President Bush says hydrogen fuel-cell cars guarantee a pollution-free future. But there's a catch: Where's all the hydrogen going to come from?
Feb 25, 2003 | On Oct. 30, 2002, a hydrogen fueling station opened in Richmond, Calif., with the kind of local fanfare typically reserved for the groundbreaking of a new civic institution, like a public library or a Wal-Mart.
The mayor of Richmond, Irma Anderson, was on hand to fill up a Ford fuel-cell prototype, while Rep. George Miller pumped hydrogen into a Hyundai SUV. The goal: to show that anyone -- even a member of the U.S. House of Representatives -- can gas up one of these newfangled fuel-cell vehicles.

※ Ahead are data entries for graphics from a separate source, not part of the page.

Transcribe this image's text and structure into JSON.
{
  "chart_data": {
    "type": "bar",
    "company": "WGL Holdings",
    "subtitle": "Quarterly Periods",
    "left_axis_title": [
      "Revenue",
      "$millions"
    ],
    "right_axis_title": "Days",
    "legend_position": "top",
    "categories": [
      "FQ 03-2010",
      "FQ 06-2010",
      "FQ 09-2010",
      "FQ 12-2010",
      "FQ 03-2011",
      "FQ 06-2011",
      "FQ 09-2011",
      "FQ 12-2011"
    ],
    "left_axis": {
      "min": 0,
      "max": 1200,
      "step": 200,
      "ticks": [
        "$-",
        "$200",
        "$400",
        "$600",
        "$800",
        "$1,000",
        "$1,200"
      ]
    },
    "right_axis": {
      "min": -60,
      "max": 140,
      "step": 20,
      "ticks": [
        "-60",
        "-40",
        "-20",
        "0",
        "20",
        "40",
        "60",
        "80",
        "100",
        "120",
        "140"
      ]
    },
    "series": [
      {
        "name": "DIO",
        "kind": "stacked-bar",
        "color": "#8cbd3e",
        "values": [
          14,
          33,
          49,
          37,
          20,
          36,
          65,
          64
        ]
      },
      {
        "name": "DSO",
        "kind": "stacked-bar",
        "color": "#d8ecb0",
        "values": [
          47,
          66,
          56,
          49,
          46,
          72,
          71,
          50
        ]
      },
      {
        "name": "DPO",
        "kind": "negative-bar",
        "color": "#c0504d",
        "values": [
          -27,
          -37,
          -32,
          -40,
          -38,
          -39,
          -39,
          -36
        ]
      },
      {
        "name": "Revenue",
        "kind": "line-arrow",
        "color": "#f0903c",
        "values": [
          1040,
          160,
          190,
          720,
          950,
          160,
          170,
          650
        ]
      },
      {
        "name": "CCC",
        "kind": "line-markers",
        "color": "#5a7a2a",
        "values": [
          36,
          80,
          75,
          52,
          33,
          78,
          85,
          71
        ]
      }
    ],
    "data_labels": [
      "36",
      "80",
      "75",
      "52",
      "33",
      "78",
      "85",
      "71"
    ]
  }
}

Hydrogen fuel-cell cars have long been popular with environmentalists eager to escape fossil fuel nastiness, and earlier this year President Bush boosted hydrogen's public profile when he lent the cause his bully pulpit and promised federal budgetary support to these "pollution free" cars. Cars that run on electricity generated from hydrogen fuel are a dream that easily draws bipartisan support: a futuristic, technocratic cure for the country's overdependence on foreign oil and environmental problems.
It's not a dream that will be realized tomorrow or even next year, however. A host of serious technological hurdles must be overcome before gasoline is obsolete. There are the questions of how hydrogen will be stored and distributed on a large scale. And then there's the problem that hydrogen isn't necessarily the environmental panacea that its advocates proclaim it to be. Hydrogen doesn't occur in a natural state, like coal or oil or natural gas -- it must be produced by a process that itself consumes energy, with inevitable consequences for the environment.
Take the Richmond station, which generates hydrogen fuel by electrolysis, a process that separates water into hydrogen and oxygen. Using technology from Canada-based Stuart Energy, the separation process is powered by electricity. The catch: The electricity comes off the grid.
"You can connect to the grid, or you can connect to renewable sources like wind and solar," says Wanda Cutler, a spokeswoman for Stuart Energy. "The grid is very clean, and you don't necessarily have to make your hydrogen during peak periods."
The grid is very clean? In the United States more than 50 percent of power plants are coal-fired, while renewable sources, like wind, account for less than 2 percent of electrical energy, according to the Union of Concerned Scientists.
"If you take the electricity from the current energy mix in the U.S., then in fact it doubles the CO2 [produced] per mile," says John Turner, a principal scientist at the National Renewable Energy Laboratory in Golden, Colo.
Translation: Driving a hydrogen-powered car juiced with fuel generated by electrolysis could actually be worse for global warming than sticking with gasoline.
"Electrolysis totally defeats the purpose in terms of greenhouse gas emissions," says Sandy Thomas, the president of H2Gen Innovations in Alexandria, Va., a start-up with a prototype for a competing hydrogen-generation system that converts natural gas into hydrogen at the gas station. Even if future hydrogen were solely generated from natural gas, as is currently the case for most hydrogen production, it still wouldn't be pollution free.
So what's the answer? For environmentalists, the only way to go is to make sure the electricity to separate the hydrogen is generated from renewable energy sources, like wind, solar, hydroelectric or geothermal energy.
"If we're going to a hydrogen economy, we must simultaneously move toward renewable electricity," says Turner, who conducts research on photoelectrolysis to make solar power more efficient.
But President Bush, despite his enthusiasm for clean cars, has apparently not figured out this part. In the same federal budget where Bush asked for more money for his hydrogen initiative, he cut funding for some renewable-energy alternatives, like wind, while increasing spending for nuclear energy. In fact, the Nuclear Energy Institute, a pro-nuke trade group, hailed Bush's commitment to hydrogen with this headline on its Web site: "President Bush Calls for Use of Nuclear Energy to Power U.S. Hydrogen Economy."
Nuclear energy isn't exactly pollution free. Of the many challenges involved in bringing cars that run on hydrogen to market -- fuel infrastructure, automotive technology, cost, safety -- this may be the biggest hurdle to the cars' having a real-world impact: Where will the hydrogen come from?